I'd put Liskov's Programming with abstract data types up against any of them. Fran Allen's work was so fundamental it's hard to find compiler stuff that doesn't build on her work.
You asked for "citations", the thread is literally filled with references to them. How is it not bad faith to have to prove to you things that you can easily check for yourself?
You misunderstood the request. Your original comment was claiming that there were many papers far more influential than any of the papers named that were by women. I was requesting evidence of this influence. In response you say that what, all of the references filling this thread are more influential than say Liskov or Allen?
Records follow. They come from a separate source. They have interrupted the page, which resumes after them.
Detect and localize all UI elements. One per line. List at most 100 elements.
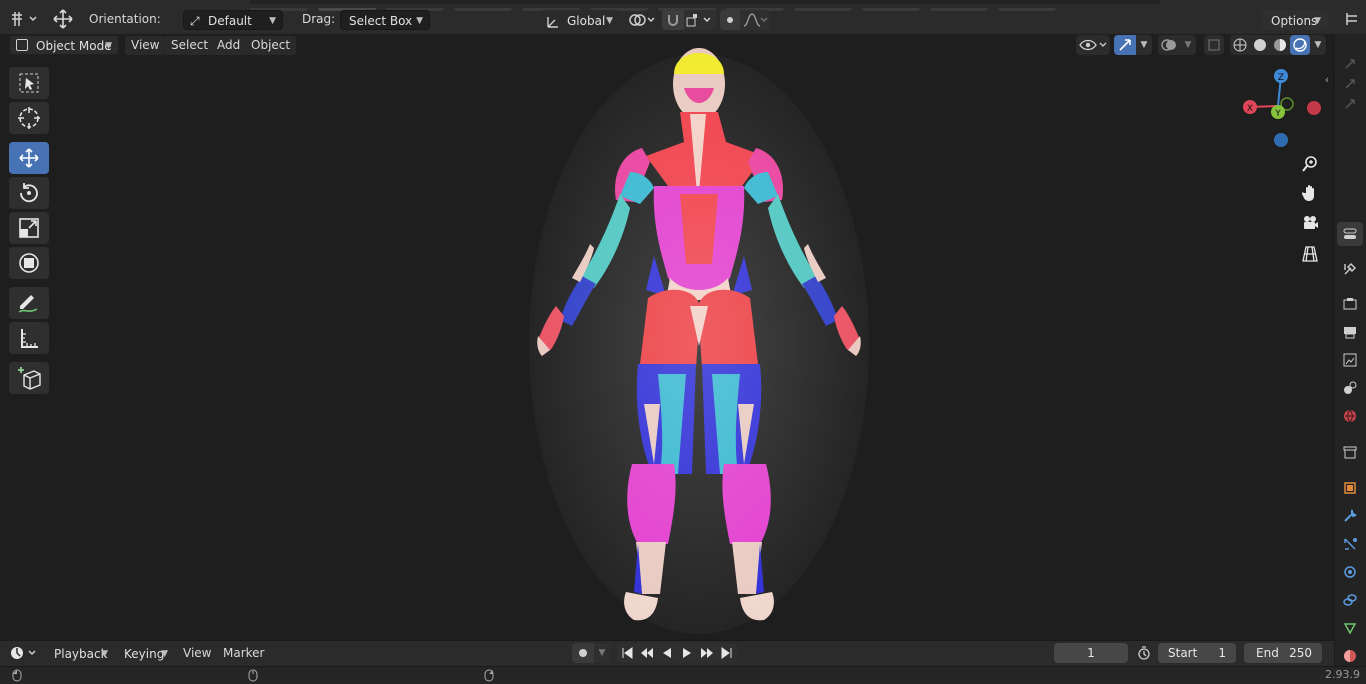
view-layer-properties-icon[interactable]	[1337, 348, 1363, 372]
keying-label: Keying	[124, 647, 165, 661]
y-axis-label: Y	[1274, 109, 1281, 119]
keying-menu[interactable]: Keying ▼	[115, 643, 175, 663]
drag-label: Drag:	[302, 12, 336, 26]
xray-toggle-icon[interactable]	[1204, 35, 1224, 55]
properties-editor-icon[interactable]	[1337, 222, 1363, 246]
visibility-eye-icon[interactable]	[1076, 35, 1110, 55]
object-data-icon[interactable]	[1337, 616, 1363, 640]
menu-select[interactable]: Select	[165, 36, 215, 55]
zoom-icon[interactable]	[1298, 152, 1322, 176]
particles-icon[interactable]	[1337, 532, 1363, 556]
mode-value: Object Mode	[36, 39, 112, 53]
add-cube-tool[interactable]	[9, 362, 49, 394]
orientation-value: Default	[208, 14, 252, 28]
timeline-marker-menu[interactable]: Marker	[223, 643, 264, 663]
play-icon[interactable]	[677, 643, 697, 663]
end-value: 250	[1289, 646, 1312, 660]
chevron-down-icon[interactable]: ▼	[1310, 35, 1326, 55]
chevron-down-icon: ▼	[101, 649, 108, 659]
pivot-point-icon[interactable]	[626, 10, 658, 30]
jump-start-icon[interactable]	[617, 643, 637, 663]
human-model[interactable]	[520, 44, 880, 636]
perspective-grid-icon[interactable]	[1298, 242, 1322, 266]
playback-menu[interactable]: Playback ▼	[45, 643, 115, 663]
chevron-down-icon[interactable]: ▼	[594, 643, 610, 663]
timeline-view-menu[interactable]: View	[183, 643, 211, 663]
start-frame-field[interactable]: Start 1	[1158, 643, 1236, 663]
rotate-tool[interactable]	[9, 177, 49, 209]
chevron-down-icon[interactable]: ▼	[1180, 35, 1196, 55]
playback-controls	[617, 643, 737, 663]
snap-target-icon[interactable]	[684, 10, 716, 30]
editor-type-icon[interactable]	[8, 9, 40, 29]
material-preview-shading-icon[interactable]	[1270, 35, 1290, 55]
output-properties-icon[interactable]	[1337, 320, 1363, 344]
options-dropdown[interactable]: Options ▼	[1262, 10, 1328, 30]
move-tool[interactable]	[9, 142, 49, 174]
collection-properties-icon[interactable]	[1337, 440, 1363, 464]
pan-hand-icon[interactable]	[1298, 181, 1322, 205]
workspace-tabs[interactable]	[250, 0, 1160, 11]
annotate-tool[interactable]	[9, 287, 49, 319]
jump-end-icon[interactable]	[717, 643, 737, 663]
status-bar	[0, 666, 1366, 684]
prev-keyframe-icon[interactable]	[637, 643, 657, 663]
physics-icon[interactable]	[1337, 560, 1363, 584]
chevron-down-icon: ▼	[1314, 16, 1321, 26]
auto-keying-icon[interactable]	[572, 643, 594, 663]
x-axis-label: X	[1247, 104, 1253, 114]
scene-properties-icon[interactable]	[1337, 376, 1363, 400]
gizmo-toggle-icon[interactable]	[1114, 35, 1136, 55]
outliner-toggle-icon[interactable]	[1340, 8, 1364, 30]
material-properties-icon[interactable]	[1337, 644, 1363, 668]
falloff-curve-icon[interactable]	[740, 10, 770, 30]
mouse-left-icon	[10, 668, 24, 682]
preview-range-clock-icon[interactable]	[1134, 643, 1154, 663]
menu-add[interactable]: Add	[211, 36, 247, 55]
wireframe-shading-icon[interactable]	[1230, 35, 1250, 55]
proportional-editing-icon[interactable]	[720, 10, 740, 30]
play-reverse-icon[interactable]	[657, 643, 677, 663]
measure-tool[interactable]	[9, 322, 49, 354]
mouse-middle-icon	[246, 668, 260, 682]
menu-object[interactable]: Object	[245, 36, 297, 55]
object-mode-icon	[16, 39, 28, 51]
camera-view-icon[interactable]	[1298, 211, 1322, 235]
navigation-gizmo[interactable]: Z X Y	[1236, 64, 1330, 154]
orientation-icon: ⤢	[190, 14, 200, 28]
orientation-label: Orientation:	[89, 12, 161, 26]
chevron-down-icon: ▼	[161, 649, 168, 659]
current-frame-field[interactable]: 1	[1054, 643, 1128, 663]
world-properties-icon[interactable]	[1337, 404, 1363, 428]
constraints-icon[interactable]	[1337, 588, 1363, 612]
cursor-tool[interactable]	[9, 102, 49, 134]
transform-orientation-dropdown[interactable]: Global ▼	[540, 10, 620, 30]
timeline-editor-type-icon[interactable]	[8, 643, 40, 663]
start-value: 1	[1218, 646, 1226, 660]
rendered-shading-icon[interactable]	[1290, 35, 1310, 55]
snap-toggle-icon[interactable]	[662, 10, 684, 30]
version-label: 2.93.9	[1325, 668, 1360, 681]
z-axis-label: Z	[1278, 73, 1284, 83]
mouse-right-icon	[482, 668, 496, 682]
drag-dropdown[interactable]: Select Box ▼	[340, 10, 430, 30]
menu-view[interactable]: View	[125, 36, 166, 55]
overlays-icon[interactable]	[1158, 35, 1180, 55]
axis-icon	[545, 11, 561, 31]
orientation-dropdown[interactable]: ⤢ Default ▼	[183, 10, 283, 30]
end-frame-field[interactable]: End 250	[1244, 643, 1322, 663]
next-keyframe-icon[interactable]	[697, 643, 717, 663]
tool-properties-icon[interactable]	[1337, 257, 1363, 281]
solid-shading-icon[interactable]	[1250, 35, 1270, 55]
select-box-tool[interactable]	[9, 67, 49, 99]
transform-tool[interactable]	[9, 247, 49, 279]
modifier-wrench-icon[interactable]	[1337, 504, 1363, 528]
object-properties-icon[interactable]	[1337, 476, 1363, 500]
mode-dropdown[interactable]: Object Mode ▼	[9, 35, 119, 55]
start-label: Start	[1168, 646, 1198, 660]
sidebar-collapse-icon[interactable]: ‹	[1322, 72, 1332, 86]
tool-hint-icon	[1337, 92, 1363, 116]
scale-tool[interactable]	[9, 212, 49, 244]
chevron-down-icon[interactable]: ▼	[1136, 35, 1152, 55]
render-properties-icon[interactable]	[1337, 292, 1363, 316]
If not all, which ones?
The original comment you were responding to was pointing out that none of the papers listed were by women, and suggested several that were that are undeniably influential. Perhaps you think they aren't because you haven't read them, or presumably even heard of them?
I don’t think representation needs to be a thing for a personal list on a blog. Government? Absolutely. Corporate? maybe. That said, of course there have been many critical female contributions in the field. However, it’s also a numbers game since CS academia has been very gender/sex lopsided to this day. So production would represent that (sad) reality.
Ha, me too! When the first title included Entscheidungsproblem I thought this would be intellectual edgelording. But, this is a legit list.
Of course, you can't do justice to the entire field with such a short list. Two papers on web but none on graphics, e.g. But it's a fine reading list for sure.
Come on, we now have systems that can believably answer arbitrary questions in human language. This is literally what I dreamed of when I got into computing like 25 years ago, and would be considered science fiction only 5 years ago. As a side effect, entire tasks as important as machine translation and summarization have pretty much been solved for major languages.
Regardless of whether you buy the full hype or you think they're just stochastic parrots, I think it more than qualifies to make the second list (and probably the first, but I get that there's no perspective to be so sure about that).
The paper itself (as a paper, i.e. an explanation of the underlying results) is quite bad, by the way. It's better to learn about Transformers from one of the many good blog posts. But that doesn't detract from its influence.
And this seems to be a cool course: https://canvas.harvard.edu/courses/34992/assignments/syllabu... > This course examines papers every computer scientist should have read, from the 1930s to the present. It is meant to be a synthesizing experience for advanced students in computer science: a way for them to see the field as a whole, not through a survey, but by reliving the experience of its creation. The idea is to create a unified view of the field of computer science, for students who already know something about it, by replaying its entire evolution at an accelerated frame rate.